A plume from unprecedented blazes is forecast to reach Alaska as fires rage for a third month.
A cloud of smoke and soot bigger than the European Union is billowing across Siberia as wildfires in the Arctic Circle rage into an extraordinary third month. A spate of fires in northern Russia, Alaska, Greenland and Canada discharged 50 megatons of carbon dioxide in June and 79 megatons in July, far exceeding the previous Arctic record.
The normally frozen region, which is a crucial part of the planet’s cooling system, is spewing carbon dioxide into the atmosphere and worsening the manmade climate disruption that created the tinderbox conditions.
The UN’s World Meteorological Organization (WMO) said the wildfire smoke covers more than five million square kilometres (more than 1.2 billion acres or 500 million hectares), a size larger than the European Union, which is about 4.5 million square km or 1.1 billion acres or 450 million hectares.
Russian president, Vladimir Putin called in the army last month to combat the fires, while the four regions of Siberia declared a state of emergency.
It is estimated that the blaze has destroyed 4.3 million hectares in Siberia alone.
Greenpeace Russia wildland fire expert Anton Beneslavskiy said:
“These fires should have been put out at the very beginning but were ignored due to weak policies. Now it has grown into a climate catastrophe that cannot be stopped by human means.
“Russia should increase efforts in forest protection and provide sufficient funding for firefighting and fire prevention.”
On Friday morning residents of the Verkhoyansk area of Siberia awoke to pitch darkness hours after the sun should have risen.
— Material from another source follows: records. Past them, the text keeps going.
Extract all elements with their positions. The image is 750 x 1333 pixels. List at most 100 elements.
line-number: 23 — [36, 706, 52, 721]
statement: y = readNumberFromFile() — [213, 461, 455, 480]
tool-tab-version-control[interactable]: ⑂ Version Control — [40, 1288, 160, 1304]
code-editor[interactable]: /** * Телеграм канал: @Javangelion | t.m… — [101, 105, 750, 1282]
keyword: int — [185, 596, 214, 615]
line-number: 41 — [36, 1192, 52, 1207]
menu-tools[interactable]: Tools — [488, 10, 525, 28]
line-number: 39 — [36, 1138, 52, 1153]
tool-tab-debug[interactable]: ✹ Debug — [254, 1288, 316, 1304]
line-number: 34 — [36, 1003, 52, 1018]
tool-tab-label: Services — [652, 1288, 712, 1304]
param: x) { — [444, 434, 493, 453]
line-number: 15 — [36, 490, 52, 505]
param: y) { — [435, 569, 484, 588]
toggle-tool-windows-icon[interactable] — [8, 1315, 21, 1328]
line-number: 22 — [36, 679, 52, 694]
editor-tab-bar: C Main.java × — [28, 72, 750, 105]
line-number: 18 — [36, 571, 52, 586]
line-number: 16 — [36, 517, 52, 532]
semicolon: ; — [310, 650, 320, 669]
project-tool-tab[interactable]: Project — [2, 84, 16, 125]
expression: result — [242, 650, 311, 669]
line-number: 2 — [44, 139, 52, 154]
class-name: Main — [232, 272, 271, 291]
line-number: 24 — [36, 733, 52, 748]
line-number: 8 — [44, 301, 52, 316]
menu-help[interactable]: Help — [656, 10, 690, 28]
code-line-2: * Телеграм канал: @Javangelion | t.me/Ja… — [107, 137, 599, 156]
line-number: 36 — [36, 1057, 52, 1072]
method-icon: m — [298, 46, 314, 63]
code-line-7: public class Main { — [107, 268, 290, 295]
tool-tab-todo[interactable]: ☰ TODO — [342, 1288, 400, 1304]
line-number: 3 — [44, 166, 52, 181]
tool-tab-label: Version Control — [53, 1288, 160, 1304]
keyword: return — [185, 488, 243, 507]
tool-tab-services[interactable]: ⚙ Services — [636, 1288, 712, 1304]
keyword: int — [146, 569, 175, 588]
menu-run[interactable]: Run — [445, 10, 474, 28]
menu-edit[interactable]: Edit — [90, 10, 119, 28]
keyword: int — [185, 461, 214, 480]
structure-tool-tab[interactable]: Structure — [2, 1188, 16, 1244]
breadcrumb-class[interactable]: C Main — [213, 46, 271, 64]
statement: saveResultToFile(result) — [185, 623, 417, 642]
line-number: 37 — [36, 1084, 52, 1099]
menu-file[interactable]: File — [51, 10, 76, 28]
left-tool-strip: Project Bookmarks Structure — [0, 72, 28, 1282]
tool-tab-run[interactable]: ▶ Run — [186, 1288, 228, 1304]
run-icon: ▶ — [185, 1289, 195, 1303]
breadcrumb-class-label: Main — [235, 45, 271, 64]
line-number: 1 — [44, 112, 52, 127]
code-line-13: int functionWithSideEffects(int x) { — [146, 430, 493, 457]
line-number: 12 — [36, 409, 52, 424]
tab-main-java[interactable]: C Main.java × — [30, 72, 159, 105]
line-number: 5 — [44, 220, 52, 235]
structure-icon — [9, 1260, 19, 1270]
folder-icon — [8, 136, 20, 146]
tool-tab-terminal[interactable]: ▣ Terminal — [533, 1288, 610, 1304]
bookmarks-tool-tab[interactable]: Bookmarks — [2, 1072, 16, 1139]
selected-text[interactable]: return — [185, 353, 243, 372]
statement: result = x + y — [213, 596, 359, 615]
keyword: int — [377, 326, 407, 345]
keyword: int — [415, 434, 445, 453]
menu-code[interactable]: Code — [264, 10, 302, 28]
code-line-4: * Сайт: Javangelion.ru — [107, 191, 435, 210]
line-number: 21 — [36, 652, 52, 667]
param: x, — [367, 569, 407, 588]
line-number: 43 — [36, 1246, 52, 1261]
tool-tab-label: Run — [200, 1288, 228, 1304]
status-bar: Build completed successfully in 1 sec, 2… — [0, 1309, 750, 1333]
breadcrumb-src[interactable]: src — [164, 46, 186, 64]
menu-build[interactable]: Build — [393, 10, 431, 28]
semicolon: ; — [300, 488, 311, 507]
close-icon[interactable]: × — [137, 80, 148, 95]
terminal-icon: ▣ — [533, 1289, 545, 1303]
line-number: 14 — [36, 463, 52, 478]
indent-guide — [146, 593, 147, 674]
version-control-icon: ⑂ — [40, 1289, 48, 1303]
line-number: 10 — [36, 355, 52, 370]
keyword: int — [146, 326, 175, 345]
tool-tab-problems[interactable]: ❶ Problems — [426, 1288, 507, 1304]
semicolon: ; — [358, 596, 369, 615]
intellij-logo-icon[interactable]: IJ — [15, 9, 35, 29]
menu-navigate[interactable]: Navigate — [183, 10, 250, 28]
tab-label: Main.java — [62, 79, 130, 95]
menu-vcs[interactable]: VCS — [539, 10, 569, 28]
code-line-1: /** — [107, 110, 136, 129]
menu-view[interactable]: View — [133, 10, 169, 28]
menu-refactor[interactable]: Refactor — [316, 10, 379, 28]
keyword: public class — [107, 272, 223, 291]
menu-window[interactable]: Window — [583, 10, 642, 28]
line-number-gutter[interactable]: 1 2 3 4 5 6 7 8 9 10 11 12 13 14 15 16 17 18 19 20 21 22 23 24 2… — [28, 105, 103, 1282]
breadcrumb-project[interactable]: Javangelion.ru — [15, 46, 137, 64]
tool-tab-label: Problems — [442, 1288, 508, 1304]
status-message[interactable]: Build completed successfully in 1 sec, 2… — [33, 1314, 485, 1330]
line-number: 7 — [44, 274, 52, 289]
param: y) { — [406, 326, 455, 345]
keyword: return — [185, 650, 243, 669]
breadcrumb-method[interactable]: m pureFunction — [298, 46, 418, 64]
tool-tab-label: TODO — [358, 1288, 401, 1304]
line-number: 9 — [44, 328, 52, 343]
By 8am, more than four hours after dawn should have broken, an area the size of Italy was reportedly still under black skies and air temperatures had fallen.
Locals in the sparsely populated sub-Arctic region said the darkness had a yellow tinge, according to the Siberian Times.
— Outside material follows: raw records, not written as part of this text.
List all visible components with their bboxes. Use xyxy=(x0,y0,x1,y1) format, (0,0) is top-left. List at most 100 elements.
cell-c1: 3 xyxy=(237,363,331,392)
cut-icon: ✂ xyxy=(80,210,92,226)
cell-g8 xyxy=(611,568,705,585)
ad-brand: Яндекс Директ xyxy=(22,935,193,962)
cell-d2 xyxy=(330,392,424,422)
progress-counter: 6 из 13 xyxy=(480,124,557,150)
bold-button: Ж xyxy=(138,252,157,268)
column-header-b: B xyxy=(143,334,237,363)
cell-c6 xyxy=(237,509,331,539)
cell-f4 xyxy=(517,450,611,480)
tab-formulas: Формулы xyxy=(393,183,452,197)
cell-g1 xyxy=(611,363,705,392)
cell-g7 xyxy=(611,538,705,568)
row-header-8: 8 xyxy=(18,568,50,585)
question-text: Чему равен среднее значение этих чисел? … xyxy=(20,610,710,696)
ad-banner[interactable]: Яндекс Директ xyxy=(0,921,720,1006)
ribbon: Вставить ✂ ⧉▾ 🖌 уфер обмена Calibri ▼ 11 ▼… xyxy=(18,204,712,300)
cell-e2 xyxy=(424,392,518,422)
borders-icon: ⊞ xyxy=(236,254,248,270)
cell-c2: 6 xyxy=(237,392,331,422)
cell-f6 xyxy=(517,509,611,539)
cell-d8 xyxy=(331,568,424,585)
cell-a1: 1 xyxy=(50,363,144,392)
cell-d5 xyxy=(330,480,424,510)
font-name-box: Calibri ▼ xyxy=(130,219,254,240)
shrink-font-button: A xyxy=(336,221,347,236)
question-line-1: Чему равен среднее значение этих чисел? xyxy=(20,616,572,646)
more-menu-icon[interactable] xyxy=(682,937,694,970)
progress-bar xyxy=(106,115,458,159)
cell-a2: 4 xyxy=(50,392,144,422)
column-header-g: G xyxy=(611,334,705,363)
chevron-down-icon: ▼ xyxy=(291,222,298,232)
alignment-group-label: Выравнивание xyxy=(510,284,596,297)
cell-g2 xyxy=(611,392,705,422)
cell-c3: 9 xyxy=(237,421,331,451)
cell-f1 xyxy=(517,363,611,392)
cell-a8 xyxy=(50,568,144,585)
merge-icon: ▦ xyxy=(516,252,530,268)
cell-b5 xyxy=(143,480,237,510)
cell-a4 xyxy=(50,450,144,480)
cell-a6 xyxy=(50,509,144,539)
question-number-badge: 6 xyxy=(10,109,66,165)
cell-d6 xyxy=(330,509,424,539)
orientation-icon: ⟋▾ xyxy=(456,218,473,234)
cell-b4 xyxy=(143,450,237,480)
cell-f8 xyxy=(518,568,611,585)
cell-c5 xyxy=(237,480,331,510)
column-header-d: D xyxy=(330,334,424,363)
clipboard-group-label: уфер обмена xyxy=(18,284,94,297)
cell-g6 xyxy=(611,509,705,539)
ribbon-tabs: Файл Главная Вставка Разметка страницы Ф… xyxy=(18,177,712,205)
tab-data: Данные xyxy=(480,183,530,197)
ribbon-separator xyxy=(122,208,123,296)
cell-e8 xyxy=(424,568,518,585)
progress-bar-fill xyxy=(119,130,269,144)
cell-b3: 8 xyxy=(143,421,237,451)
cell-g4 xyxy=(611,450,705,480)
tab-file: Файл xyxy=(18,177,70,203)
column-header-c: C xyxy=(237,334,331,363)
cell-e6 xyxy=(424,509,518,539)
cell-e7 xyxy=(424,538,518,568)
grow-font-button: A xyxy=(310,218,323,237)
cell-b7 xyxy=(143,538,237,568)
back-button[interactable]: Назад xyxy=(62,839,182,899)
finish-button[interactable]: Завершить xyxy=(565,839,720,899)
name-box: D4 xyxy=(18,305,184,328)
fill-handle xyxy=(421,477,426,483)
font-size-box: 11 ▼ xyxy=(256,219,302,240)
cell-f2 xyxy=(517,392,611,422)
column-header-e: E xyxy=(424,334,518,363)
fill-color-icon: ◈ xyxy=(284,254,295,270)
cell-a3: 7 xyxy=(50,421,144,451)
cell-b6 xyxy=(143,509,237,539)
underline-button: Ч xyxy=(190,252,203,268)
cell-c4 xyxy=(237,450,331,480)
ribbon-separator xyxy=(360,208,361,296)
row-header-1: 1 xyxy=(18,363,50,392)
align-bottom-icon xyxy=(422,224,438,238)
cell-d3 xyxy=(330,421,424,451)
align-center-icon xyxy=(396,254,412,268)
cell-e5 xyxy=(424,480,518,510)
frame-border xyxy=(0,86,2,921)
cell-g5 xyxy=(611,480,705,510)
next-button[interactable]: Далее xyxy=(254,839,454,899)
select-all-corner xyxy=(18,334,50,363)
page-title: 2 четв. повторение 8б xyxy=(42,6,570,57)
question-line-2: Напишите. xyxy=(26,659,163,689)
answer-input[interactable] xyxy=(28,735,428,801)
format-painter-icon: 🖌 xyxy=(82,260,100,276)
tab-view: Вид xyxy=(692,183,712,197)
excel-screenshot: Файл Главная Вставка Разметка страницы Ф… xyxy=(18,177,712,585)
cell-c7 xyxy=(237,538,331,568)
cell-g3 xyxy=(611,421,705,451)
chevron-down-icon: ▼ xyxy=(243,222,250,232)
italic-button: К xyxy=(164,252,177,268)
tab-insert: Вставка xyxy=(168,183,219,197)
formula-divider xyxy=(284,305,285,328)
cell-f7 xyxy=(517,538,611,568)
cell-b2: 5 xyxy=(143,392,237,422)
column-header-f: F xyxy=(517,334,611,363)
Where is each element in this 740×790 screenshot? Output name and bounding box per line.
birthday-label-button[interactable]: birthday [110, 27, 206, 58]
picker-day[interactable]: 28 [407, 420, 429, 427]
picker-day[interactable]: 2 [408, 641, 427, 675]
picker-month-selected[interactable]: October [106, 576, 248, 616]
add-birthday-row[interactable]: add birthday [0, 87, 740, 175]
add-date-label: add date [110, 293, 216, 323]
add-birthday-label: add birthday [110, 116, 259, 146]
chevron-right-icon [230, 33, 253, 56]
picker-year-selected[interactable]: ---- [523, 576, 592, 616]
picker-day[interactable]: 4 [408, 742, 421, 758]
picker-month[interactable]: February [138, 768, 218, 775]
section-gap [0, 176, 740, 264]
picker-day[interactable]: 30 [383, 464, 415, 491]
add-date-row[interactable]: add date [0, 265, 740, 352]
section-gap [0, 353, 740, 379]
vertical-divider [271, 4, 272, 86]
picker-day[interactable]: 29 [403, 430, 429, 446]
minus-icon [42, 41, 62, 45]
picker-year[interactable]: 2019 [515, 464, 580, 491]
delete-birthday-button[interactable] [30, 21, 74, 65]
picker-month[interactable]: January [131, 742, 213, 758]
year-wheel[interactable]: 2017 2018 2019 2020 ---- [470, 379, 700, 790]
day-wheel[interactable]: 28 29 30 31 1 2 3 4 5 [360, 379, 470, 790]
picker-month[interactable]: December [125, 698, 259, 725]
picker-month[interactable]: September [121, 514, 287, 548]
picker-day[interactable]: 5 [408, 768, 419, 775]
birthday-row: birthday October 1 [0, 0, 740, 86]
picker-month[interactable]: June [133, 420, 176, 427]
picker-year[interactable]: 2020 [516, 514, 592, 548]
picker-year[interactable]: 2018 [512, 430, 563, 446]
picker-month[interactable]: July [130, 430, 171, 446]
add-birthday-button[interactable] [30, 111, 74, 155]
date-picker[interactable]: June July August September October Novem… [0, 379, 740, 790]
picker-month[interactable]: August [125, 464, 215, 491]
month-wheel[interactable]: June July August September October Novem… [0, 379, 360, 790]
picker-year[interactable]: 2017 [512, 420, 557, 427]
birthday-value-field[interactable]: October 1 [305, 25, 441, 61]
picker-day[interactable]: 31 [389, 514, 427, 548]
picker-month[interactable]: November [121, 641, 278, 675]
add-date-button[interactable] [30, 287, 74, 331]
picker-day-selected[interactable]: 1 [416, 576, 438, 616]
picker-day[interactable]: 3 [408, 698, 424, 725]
The mystery was compounded by the fact a similar phenomenon was observed over three huge areas of Yakutia in July last year.
A resident of the town Verkhoyansk said:
“Is it becoming a weird tradition that every August or July we wake up, panicking, because the sun is off again?”
Weather experts announced the unexpected blackout was likely to be due to a mixture of thick rain clouds combining with smoke from wildfires raging amid soaring temperatures.